Tragödie in Großbritannien

Mann hing 14 Stunden kopfüber von 80-Meter-Schornstein - tot

Zunächst versuchten die Rettungskräfte ihn vie Helikopter zu bergen. Dies schlug aber fehl.

Ein Mann, der stundenlang an einem über 80 Meter hohen Schornstein kopfüber hing, ist trotz verzweifelter Rettungsversuche der britischen Polizei und Feuerwehr gestorben. Anrainer im nordenglischen Carlisle hatten bereits in der Nacht zum Montag Schreie und Jammern aus großer Höhe gehört. Der Tod des Mannes wurde nach stundenlangem Kampf gegen 17.45 Uhr (MEZ) festgestellt.
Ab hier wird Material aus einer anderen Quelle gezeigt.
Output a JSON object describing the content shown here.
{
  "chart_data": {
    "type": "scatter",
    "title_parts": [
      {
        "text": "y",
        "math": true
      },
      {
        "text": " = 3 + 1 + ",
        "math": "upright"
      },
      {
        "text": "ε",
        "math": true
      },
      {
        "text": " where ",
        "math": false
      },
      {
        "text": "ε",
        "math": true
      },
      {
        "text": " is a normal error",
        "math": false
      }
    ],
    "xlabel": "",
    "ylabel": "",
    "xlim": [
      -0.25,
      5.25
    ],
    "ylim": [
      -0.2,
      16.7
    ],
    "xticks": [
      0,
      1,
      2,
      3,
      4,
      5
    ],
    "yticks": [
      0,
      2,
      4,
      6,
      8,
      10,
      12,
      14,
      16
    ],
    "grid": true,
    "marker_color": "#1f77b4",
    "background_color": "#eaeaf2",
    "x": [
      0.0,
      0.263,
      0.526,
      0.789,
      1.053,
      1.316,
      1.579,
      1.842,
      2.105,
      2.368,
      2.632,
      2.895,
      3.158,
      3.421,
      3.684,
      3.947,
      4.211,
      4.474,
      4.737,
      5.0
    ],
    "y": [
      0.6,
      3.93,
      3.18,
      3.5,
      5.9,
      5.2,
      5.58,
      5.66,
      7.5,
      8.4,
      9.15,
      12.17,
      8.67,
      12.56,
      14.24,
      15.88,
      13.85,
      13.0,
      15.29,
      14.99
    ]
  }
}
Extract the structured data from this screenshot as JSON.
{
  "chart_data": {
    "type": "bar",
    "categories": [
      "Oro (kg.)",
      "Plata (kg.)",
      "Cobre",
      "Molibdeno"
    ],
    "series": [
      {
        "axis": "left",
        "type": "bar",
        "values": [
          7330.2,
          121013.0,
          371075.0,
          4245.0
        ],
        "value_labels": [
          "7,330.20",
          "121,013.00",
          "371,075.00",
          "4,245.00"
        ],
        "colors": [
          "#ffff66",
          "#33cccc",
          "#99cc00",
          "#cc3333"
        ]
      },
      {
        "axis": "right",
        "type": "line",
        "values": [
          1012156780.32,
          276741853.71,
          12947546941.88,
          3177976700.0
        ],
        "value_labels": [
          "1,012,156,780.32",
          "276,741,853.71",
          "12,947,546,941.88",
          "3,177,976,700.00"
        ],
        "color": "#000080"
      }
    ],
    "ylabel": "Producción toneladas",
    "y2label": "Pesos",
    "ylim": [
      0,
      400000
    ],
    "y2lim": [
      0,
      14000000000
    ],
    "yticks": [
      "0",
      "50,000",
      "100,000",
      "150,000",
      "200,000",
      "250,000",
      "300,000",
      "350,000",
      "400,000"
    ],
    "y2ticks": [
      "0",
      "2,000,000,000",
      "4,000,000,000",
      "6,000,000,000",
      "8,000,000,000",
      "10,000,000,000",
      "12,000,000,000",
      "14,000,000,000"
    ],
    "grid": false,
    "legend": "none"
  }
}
Warum und wie der Mann auf den riesigen Schornstein kletterte, war zunächst unklar. Er sei zwischen 50 und 60 Jahre alt und stamme aus Carlisle, teilte die Polizei am Abend mit. Auf Bildern war zu sehen, wie der Mann hilflos kopfüber an dem Schornstein hing - nur ein Seil an einem seiner Beine schien seinen Absturz zu verhindern.
 

Rettung mit Heli scheiterte

Helfer hatten verzweifelt versucht, den Mann aus seiner misslichen Lage zu befreien und ihn heil auf den Boden zu bringen. Ein Rettungsversuch mit einem Hubschrauber scheiterte, am Nachmittag kam dann eine besondere Hebebühne zum Einsatz. 14 Stunden nach dem ersten Notruf konnten die Helfer nur noch den leblosen Körper bergen.

Die Straßen in der Umgebung des Schornsteins, der einst zu einer Baumwollfabrik gehörte, wurden gesperrt. Er wurde 1836 errichtet und zählte damals zu den höchsten Schornsteinen der Welt.